Dalam kegiatan tersebut, para prajurit memberikan pemahaman dasar tentang berbagai aspek budidaya kopi, termasuk pemilihan bibit yang tepat, pemilihan lahan, teknik penanaman, perawatan yang diperlukan, serta pentingnya konsistensi dalam pemeliharaan demi hasil panen yang optimal. Masyarakat juga diberi motivasi bahwa pengelolaan komoditas kopi dapat menjadi kekuatan ekonomi bagi kampung jika dilakukan secara kolaboratif, terarah, dan berkelanjutan.

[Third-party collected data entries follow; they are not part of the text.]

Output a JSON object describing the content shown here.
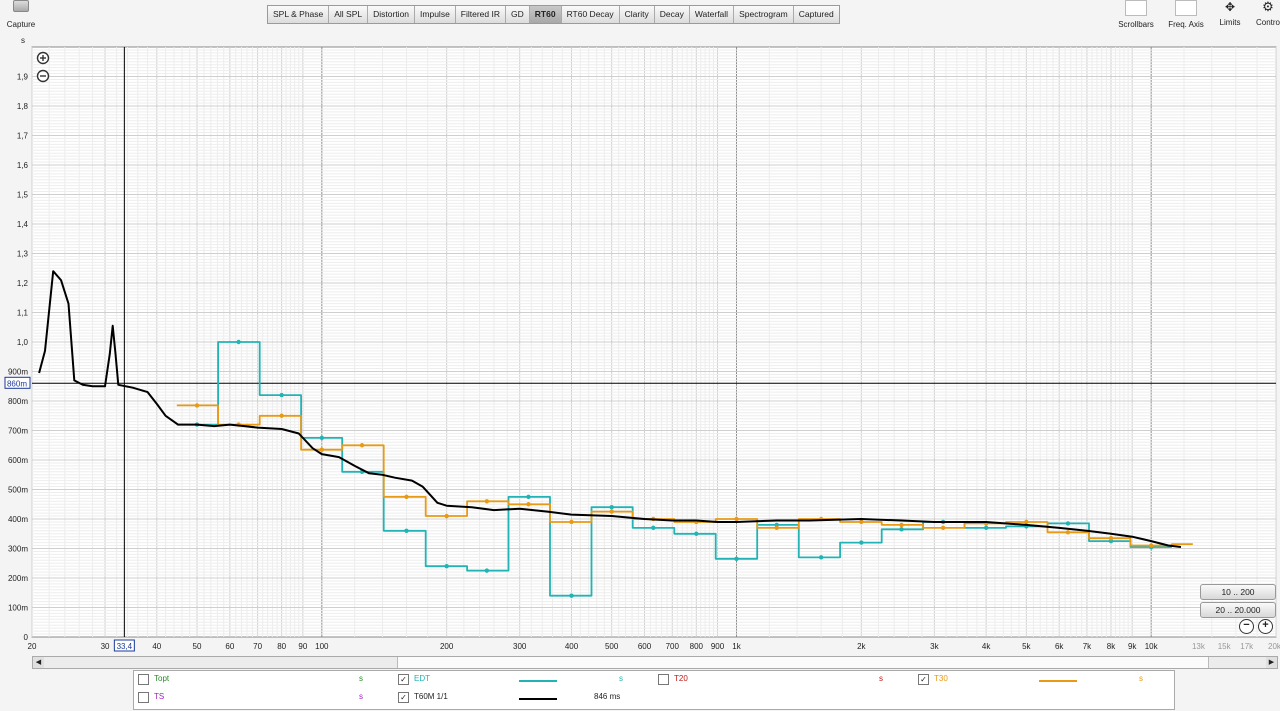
{
  "toolbar": {
    "capture_label": "Capture",
    "units": "s",
    "tabs": [
      "SPL & Phase",
      "All SPL",
      "Distortion",
      "Impulse",
      "Filtered IR",
      "GD",
      "RT60",
      "RT60 Decay",
      "Clarity",
      "Decay",
      "Waterfall",
      "Spectrogram",
      "Captured"
    ],
    "active_tab": "RT60",
    "tools": [
      "Scrollbars",
      "Freq. Axis",
      "Limits",
      "Contro"
    ]
  },
  "plot": {
    "y_ticks": [
      "0",
      "100m",
      "200m",
      "300m",
      "400m",
      "500m",
      "600m",
      "700m",
      "800m",
      "900m",
      "1,0",
      "1,1",
      "1,2",
      "1,3",
      "1,4",
      "1,5",
      "1,6",
      "1,7",
      "1,8",
      "1,9"
    ],
    "x_ticks": [
      "20",
      "30",
      "40",
      "50",
      "60",
      "70",
      "80",
      "90",
      "100",
      "200",
      "300",
      "400",
      "500",
      "600",
      "700",
      "800",
      "900",
      "1k",
      "2k",
      "3k",
      "4k",
      "5k",
      "6k",
      "7k",
      "8k",
      "9k",
      "10k",
      "13k",
      "15k",
      "17k",
      "20kHz"
    ],
    "cursor_x_label": "33,4",
    "cursor_y_label": "860m"
  },
  "range_buttons": [
    "10 .. 200",
    "20 .. 20.000"
  ],
  "colors": {
    "edt": "#21b3b5",
    "t30": "#e89a14",
    "t60m": "#000000",
    "grid": "#cfcfcf",
    "grid_major": "#8c8c8c",
    "topt": "#2a8a2a",
    "t20": "#c01a1a",
    "ts": "#a020c0"
  },
  "legend": [
    [
      {
        "name": "Topt",
        "checked": false,
        "value": "",
        "unit": "s",
        "color": "topt"
      },
      {
        "name": "EDT",
        "checked": true,
        "value": "",
        "unit": "s",
        "color": "edt"
      },
      {
        "name": "T20",
        "checked": false,
        "value": "",
        "unit": "s",
        "color": "t20"
      },
      {
        "name": "T30",
        "checked": true,
        "value": "",
        "unit": "s",
        "color": "t30"
      }
    ],
    [
      {
        "name": "TS",
        "checked": false,
        "value": "",
        "unit": "s",
        "color": "ts"
      },
      {
        "name": "T60M 1/1",
        "checked": true,
        "value": "846 ms",
        "unit": "",
        "color": "t60m"
      }
    ]
  ],
  "chart_data": {
    "type": "line",
    "x_scale": "log",
    "x_range": [
      20,
      20000
    ],
    "y_range": [
      0,
      2.0
    ],
    "y_unit": "s",
    "cursor": {
      "x": 33.4,
      "y": 0.86
    },
    "series": [
      {
        "name": "EDT",
        "color": "edt",
        "step": true,
        "points": [
          [
            44.7,
            0.72
          ],
          [
            56.2,
            0.72
          ],
          [
            56.2,
            1.0
          ],
          [
            70.8,
            1.0
          ],
          [
            70.8,
            0.82
          ],
          [
            89.1,
            0.82
          ],
          [
            89.1,
            0.675
          ],
          [
            112,
            0.675
          ],
          [
            112,
            0.56
          ],
          [
            141,
            0.56
          ],
          [
            141,
            0.36
          ],
          [
            178,
            0.36
          ],
          [
            178,
            0.24
          ],
          [
            224,
            0.24
          ],
          [
            224,
            0.225
          ],
          [
            282,
            0.225
          ],
          [
            282,
            0.475
          ],
          [
            355,
            0.475
          ],
          [
            355,
            0.14
          ],
          [
            447,
            0.14
          ],
          [
            447,
            0.44
          ],
          [
            562,
            0.44
          ],
          [
            562,
            0.37
          ],
          [
            708,
            0.37
          ],
          [
            708,
            0.35
          ],
          [
            891,
            0.35
          ],
          [
            891,
            0.265
          ],
          [
            1122,
            0.265
          ],
          [
            1122,
            0.38
          ],
          [
            1413,
            0.38
          ],
          [
            1413,
            0.27
          ],
          [
            1778,
            0.27
          ],
          [
            1778,
            0.32
          ],
          [
            2239,
            0.32
          ],
          [
            2239,
            0.365
          ],
          [
            2818,
            0.365
          ],
          [
            2818,
            0.39
          ],
          [
            3548,
            0.39
          ],
          [
            3548,
            0.37
          ],
          [
            4467,
            0.37
          ],
          [
            4467,
            0.375
          ],
          [
            5623,
            0.375
          ],
          [
            5623,
            0.385
          ],
          [
            7079,
            0.385
          ],
          [
            7079,
            0.325
          ],
          [
            8913,
            0.325
          ],
          [
            8913,
            0.305
          ],
          [
            11220,
            0.305
          ]
        ],
        "markers": [
          [
            50,
            0.72
          ],
          [
            63,
            1.0
          ],
          [
            80,
            0.82
          ],
          [
            100,
            0.675
          ],
          [
            125,
            0.56
          ],
          [
            160,
            0.36
          ],
          [
            200,
            0.24
          ],
          [
            250,
            0.225
          ],
          [
            315,
            0.475
          ],
          [
            400,
            0.14
          ],
          [
            500,
            0.44
          ],
          [
            630,
            0.37
          ],
          [
            800,
            0.35
          ],
          [
            1000,
            0.265
          ],
          [
            1250,
            0.38
          ],
          [
            1600,
            0.27
          ],
          [
            2000,
            0.32
          ],
          [
            2500,
            0.365
          ],
          [
            3150,
            0.39
          ],
          [
            4000,
            0.37
          ],
          [
            5000,
            0.375
          ],
          [
            6300,
            0.385
          ],
          [
            8000,
            0.325
          ],
          [
            10000,
            0.305
          ]
        ]
      },
      {
        "name": "T30",
        "color": "t30",
        "step": true,
        "points": [
          [
            44.7,
            0.785
          ],
          [
            56.2,
            0.785
          ],
          [
            56.2,
            0.72
          ],
          [
            70.8,
            0.72
          ],
          [
            70.8,
            0.75
          ],
          [
            89.1,
            0.75
          ],
          [
            89.1,
            0.635
          ],
          [
            112,
            0.635
          ],
          [
            112,
            0.65
          ],
          [
            141,
            0.65
          ],
          [
            141,
            0.475
          ],
          [
            178,
            0.475
          ],
          [
            178,
            0.41
          ],
          [
            224,
            0.41
          ],
          [
            224,
            0.46
          ],
          [
            282,
            0.46
          ],
          [
            282,
            0.45
          ],
          [
            355,
            0.45
          ],
          [
            355,
            0.39
          ],
          [
            447,
            0.39
          ],
          [
            447,
            0.425
          ],
          [
            562,
            0.425
          ],
          [
            562,
            0.4
          ],
          [
            708,
            0.4
          ],
          [
            708,
            0.39
          ],
          [
            891,
            0.39
          ],
          [
            891,
            0.4
          ],
          [
            1122,
            0.4
          ],
          [
            1122,
            0.37
          ],
          [
            1413,
            0.37
          ],
          [
            1413,
            0.4
          ],
          [
            1778,
            0.4
          ],
          [
            1778,
            0.39
          ],
          [
            2239,
            0.39
          ],
          [
            2239,
            0.38
          ],
          [
            2818,
            0.38
          ],
          [
            2818,
            0.37
          ],
          [
            3548,
            0.37
          ],
          [
            3548,
            0.385
          ],
          [
            4467,
            0.385
          ],
          [
            4467,
            0.39
          ],
          [
            5623,
            0.39
          ],
          [
            5623,
            0.355
          ],
          [
            7079,
            0.355
          ],
          [
            7079,
            0.335
          ],
          [
            8913,
            0.335
          ],
          [
            8913,
            0.31
          ],
          [
            11220,
            0.31
          ],
          [
            11220,
            0.315
          ],
          [
            12600,
            0.315
          ]
        ],
        "markers": [
          [
            50,
            0.785
          ],
          [
            63,
            0.72
          ],
          [
            80,
            0.75
          ],
          [
            100,
            0.635
          ],
          [
            125,
            0.65
          ],
          [
            160,
            0.475
          ],
          [
            200,
            0.41
          ],
          [
            250,
            0.46
          ],
          [
            315,
            0.45
          ],
          [
            400,
            0.39
          ],
          [
            500,
            0.425
          ],
          [
            630,
            0.4
          ],
          [
            800,
            0.39
          ],
          [
            1000,
            0.4
          ],
          [
            1250,
            0.37
          ],
          [
            1600,
            0.4
          ],
          [
            2000,
            0.39
          ],
          [
            2500,
            0.38
          ],
          [
            3150,
            0.37
          ],
          [
            4000,
            0.385
          ],
          [
            5000,
            0.39
          ],
          [
            6300,
            0.355
          ],
          [
            8000,
            0.335
          ],
          [
            10000,
            0.31
          ]
        ]
      },
      {
        "name": "T60M 1/1",
        "color": "t60m",
        "step": false,
        "points": [
          [
            20.8,
            0.895
          ],
          [
            21.5,
            0.97
          ],
          [
            22.5,
            1.24
          ],
          [
            23.5,
            1.21
          ],
          [
            24.5,
            1.13
          ],
          [
            25.3,
            0.87
          ],
          [
            26.5,
            0.855
          ],
          [
            28,
            0.85
          ],
          [
            30,
            0.85
          ],
          [
            30.8,
            0.96
          ],
          [
            31.3,
            1.055
          ],
          [
            31.8,
            0.96
          ],
          [
            32.3,
            0.855
          ],
          [
            35,
            0.845
          ],
          [
            38,
            0.83
          ],
          [
            40,
            0.79
          ],
          [
            42,
            0.75
          ],
          [
            45,
            0.72
          ],
          [
            50,
            0.72
          ],
          [
            55,
            0.715
          ],
          [
            60,
            0.72
          ],
          [
            65,
            0.715
          ],
          [
            70,
            0.71
          ],
          [
            80,
            0.705
          ],
          [
            88,
            0.69
          ],
          [
            95,
            0.64
          ],
          [
            100,
            0.62
          ],
          [
            110,
            0.61
          ],
          [
            120,
            0.58
          ],
          [
            130,
            0.555
          ],
          [
            140,
            0.55
          ],
          [
            150,
            0.54
          ],
          [
            165,
            0.53
          ],
          [
            175,
            0.51
          ],
          [
            190,
            0.455
          ],
          [
            200,
            0.445
          ],
          [
            230,
            0.44
          ],
          [
            260,
            0.43
          ],
          [
            300,
            0.435
          ],
          [
            350,
            0.425
          ],
          [
            400,
            0.415
          ],
          [
            500,
            0.41
          ],
          [
            600,
            0.4
          ],
          [
            700,
            0.395
          ],
          [
            800,
            0.395
          ],
          [
            900,
            0.39
          ],
          [
            1000,
            0.39
          ],
          [
            1250,
            0.395
          ],
          [
            1500,
            0.395
          ],
          [
            2000,
            0.4
          ],
          [
            2500,
            0.395
          ],
          [
            3000,
            0.39
          ],
          [
            4000,
            0.39
          ],
          [
            5000,
            0.38
          ],
          [
            6000,
            0.37
          ],
          [
            7000,
            0.36
          ],
          [
            8000,
            0.35
          ],
          [
            9000,
            0.34
          ],
          [
            10000,
            0.325
          ],
          [
            11000,
            0.31
          ],
          [
            11800,
            0.305
          ]
        ]
      }
    ]
  }
}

Satgas menegaskan bahwa kopi di wilayah Pegunungan Bintang memiliki potensi yang sangat besar untuk dikembangkan karena kondisi alam yang mendukung. Dengan pembinaan dan bimbingan yang sesuai, diharapkan kopi dapat menjadi penggerak ekonomi rakyat, menciptakan kemandirian, dan membantu Oksibil untuk berkembang seperti daerah lainnya.
Perwakilan dari Satgas Swasembada, Letda Inf Rinjani, yang juga menjabat sebagai Pasi Ter, menyampaikan bahwa kegiatan edukasi ini merupakan bentuk bakti TNI kepada bangsa. “Kami ingin masyarakat memiliki penghasilan yang baik dari potensi alam yang ada. Jika kopi dikelola dengan serius, manfaatnya akan kembali untuk masyarakat dan masa depan anak-anak Oksibil,” ujarnya.
Kegiatan ini disambut positif oleh masyarakat yang menyatakan kesiapan untuk memulai budidaya kopi dengan lebih terencana. Diharapkan ke depannya, sinergi antara Satgas dan masyarakat dapat berlanjut sehingga potensi kopi Oksibil benar-benar dapat berkembang menjadi komoditas unggulan yang memberikan manfaat nyata. Dengan edukasi budidaya kopi ini, Satgas Swasembada Yonif 751/VJS menegaskan komitmennya untuk hadir di perbatasan, menjaga kedaulatan, serta menumbuhkan harapan, kemandirian, dan kesejahteraan masyarakat di Pegunungan Bintang.